BigQuery Access Control for 50 Person Company
Scenario: A 50-person company has been giving everyone “BigQuery Data Viewer” on the entire project. Some data is sensitive (HR, finance, customer PII). The CTO asks you to fix the permissions before the next audit, without breaking anyone’s daily work.
In the interview, the question is:
How would you design access control across BigQuery datasets in a 50 person company with both sensitive and non sensitive data?
Your Task:
- Lay out the access model.
- Show how it maps to BigQuery’s actual roles and IAM concepts.

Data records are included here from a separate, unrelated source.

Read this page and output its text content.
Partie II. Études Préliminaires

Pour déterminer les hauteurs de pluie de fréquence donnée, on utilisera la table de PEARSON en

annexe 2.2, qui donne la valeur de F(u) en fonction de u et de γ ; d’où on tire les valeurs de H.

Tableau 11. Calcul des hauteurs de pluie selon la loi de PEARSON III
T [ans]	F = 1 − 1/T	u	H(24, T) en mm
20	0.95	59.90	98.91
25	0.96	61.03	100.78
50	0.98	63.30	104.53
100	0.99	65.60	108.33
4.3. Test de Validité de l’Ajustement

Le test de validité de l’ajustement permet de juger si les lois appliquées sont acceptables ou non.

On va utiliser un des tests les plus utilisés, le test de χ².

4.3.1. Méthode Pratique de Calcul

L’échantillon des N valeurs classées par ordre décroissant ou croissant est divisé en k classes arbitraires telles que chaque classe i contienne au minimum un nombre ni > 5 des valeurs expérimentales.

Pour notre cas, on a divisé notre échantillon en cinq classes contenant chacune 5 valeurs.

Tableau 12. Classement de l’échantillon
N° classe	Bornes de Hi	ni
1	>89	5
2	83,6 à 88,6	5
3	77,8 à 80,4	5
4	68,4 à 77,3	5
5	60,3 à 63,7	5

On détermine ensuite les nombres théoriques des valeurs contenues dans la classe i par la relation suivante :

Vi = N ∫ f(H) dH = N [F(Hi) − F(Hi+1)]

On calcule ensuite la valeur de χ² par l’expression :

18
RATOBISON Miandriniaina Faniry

- Cover the rollout: how do you not break anyone in week one.
- Mention auditing.
What a Good Answer Covers:
- Datasets as the unit of access, not the whole project.

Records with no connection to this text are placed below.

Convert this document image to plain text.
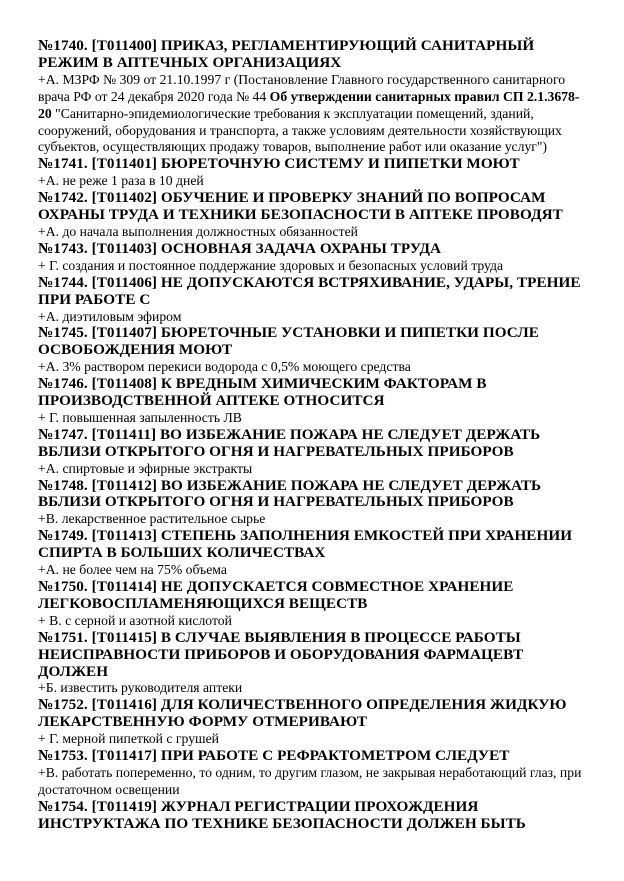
№1740. [Т011400] ПРИКАЗ, РЕГЛАМЕНТИРУЮЩИЙ САНИТАРНЫЙ РЕЖИМ В АПТЕЧНЫХ ОРГАНИЗАЦИЯХ
+А. МЗРФ № 309 от 21.10.1997 г (Постановление Главного государственного санитарного врача РФ от 24 декабря 2020 года № 44 Об утверждении санитарных правил СП 2.1.3678-20 "Санитарно-эпидемиологические требования к эксплуатации помещений, зданий, сооружений, оборудования и транспорта, а также условиям деятельности хозяйствующих субъектов, осуществляющих продажу товаров, выполнение работ или оказание услуг")
№1741. [Т011401] БЮРЕТОЧНУЮ СИСТЕМУ И ПИПЕТКИ МОЮТ
+А. не реже 1 раза в 10 дней
№1742. [Т011402] ОБУЧЕНИЕ И ПРОВЕРКУ ЗНАНИЙ ПО ВОПРОСАМ ОХРАНЫ ТРУДА И ТЕХНИКИ БЕЗОПАСНОСТИ В АПТЕКЕ ПРОВОДЯТ
+А. до начала выполнения должностных обязанностей
№1743. [Т011403] ОСНОВНАЯ ЗАДАЧА ОХРАНЫ ТРУДА
+ Г. создания и постоянное поддержание здоровых и безопасных условий труда
№1744. [Т011406] НЕ ДОПУСКАЮТСЯ ВСТРЯХИВАНИЕ, УДАРЫ, ТРЕНИЕ ПРИ РАБОТЕ С
+А. диэтиловым эфиром
№1745. [Т011407] БЮРЕТОЧНЫЕ УСТАНОВКИ И ПИПЕТКИ ПОСЛЕ ОСВОБОЖДЕНИЯ МОЮТ
+А. 3% раствором перекиси водорода с 0,5% моющего средства
№1746. [Т011408] К ВРЕДНЫМ ХИМИЧЕСКИМ ФАКТОРАМ В ПРОИЗВОДСТВЕННОЙ АПТЕКЕ ОТНОСИТСЯ
+ Г. повышенная запыленность ЛВ
№1747. [Т011411] ВО ИЗБЕЖАНИЕ ПОЖАРА НЕ СЛЕДУЕТ ДЕРЖАТЬ ВБЛИЗИ ОТКРЫТОГО ОГНЯ И НАГРЕВАТЕЛЬНЫХ ПРИБОРОВ
+А. спиртовые и эфирные экстракты
№1748. [Т011412] ВО ИЗБЕЖАНИЕ ПОЖАРА НЕ СЛЕДУЕТ ДЕРЖАТЬ ВБЛИЗИ ОТКРЫТОГО ОГНЯ И НАГРЕВАТЕЛЬНЫХ ПРИБОРОВ
+В. лекарственное растительное сырье
№1749. [Т011413] СТЕПЕНЬ ЗАПОЛНЕНИЯ ЕМКОСТЕЙ ПРИ ХРАНЕНИИ СПИРТА В БОЛЬШИХ КОЛИЧЕСТВАХ
+А. не более чем на 75% объема
№1750. [Т011414] НЕ ДОПУСКАЕТСЯ СОВМЕСТНОЕ ХРАНЕНИЕ ЛЕГКОВОСПЛАМЕНЯЮЩИХСЯ ВЕЩЕСТВ
+ В. с серной и азотной кислотой
№1751. [Т011415] В СЛУЧАЕ ВЫЯВЛЕНИЯ В ПРОЦЕССЕ РАБОТЫ НЕИСПРАВНОСТИ ПРИБОРОВ И ОБОРУДОВАНИЯ ФАРМАЦЕВТ ДОЛЖЕН
+Б. известить руководителя аптеки
№1752. [Т011416] ДЛЯ КОЛИЧЕСТВЕННОГО ОПРЕДЕЛЕНИЯ ЖИДКУЮ ЛЕКАРСТВЕННУЮ ФОРМУ ОТМЕРИВАЮТ
+ Г. мерной пипеткой с грушей
№1753. [Т011417] ПРИ РАБОТЕ С РЕФРАКТОМЕТРОМ СЛЕДУЕТ
+В. работать попеременно, то одним, то другим глазом, не закрывая неработающий глаз, при достаточном освещении
№1754. [Т011419] ЖУРНАЛ РЕГИСТРАЦИИ ПРОХОЖДЕНИЯ ИНСТРУКТАЖА ПО ТЕХНИКЕ БЕЗОПАСНОСТИ ДОЛЖЕН БЫТЬ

- Groups, not individual users.
- Sensitive datasets isolated.
- Row-level and column-level security for fine cases.
- Service accounts for pipelines.
- Audit logs and access reviews.
Try the problem on your own first. Solutions are most valuable after you've struggled with it.
Solution 40: BigQuery Access Control for a 50 Person Company
Short version you can say out loud
Three principles. One: grant access to datasets, not to projects. Two: grant to Google groups, never to individual users. Three: put sensitive data (PII, finance, HR) in dedicated datasets with their own groups. On top of that, use service accounts for every pipeline, never personal credentials, and turn on audit logs so the auditor can see who looked at what. For 50 people, this is a one-week project, and it scales to 500.
The dataset-as-unit model
BigQuery’s natural permission boundary is the dataset. You can grant roles/bigquery.dataViewer on analytics_marts without exposing hr_raw. This is the building block.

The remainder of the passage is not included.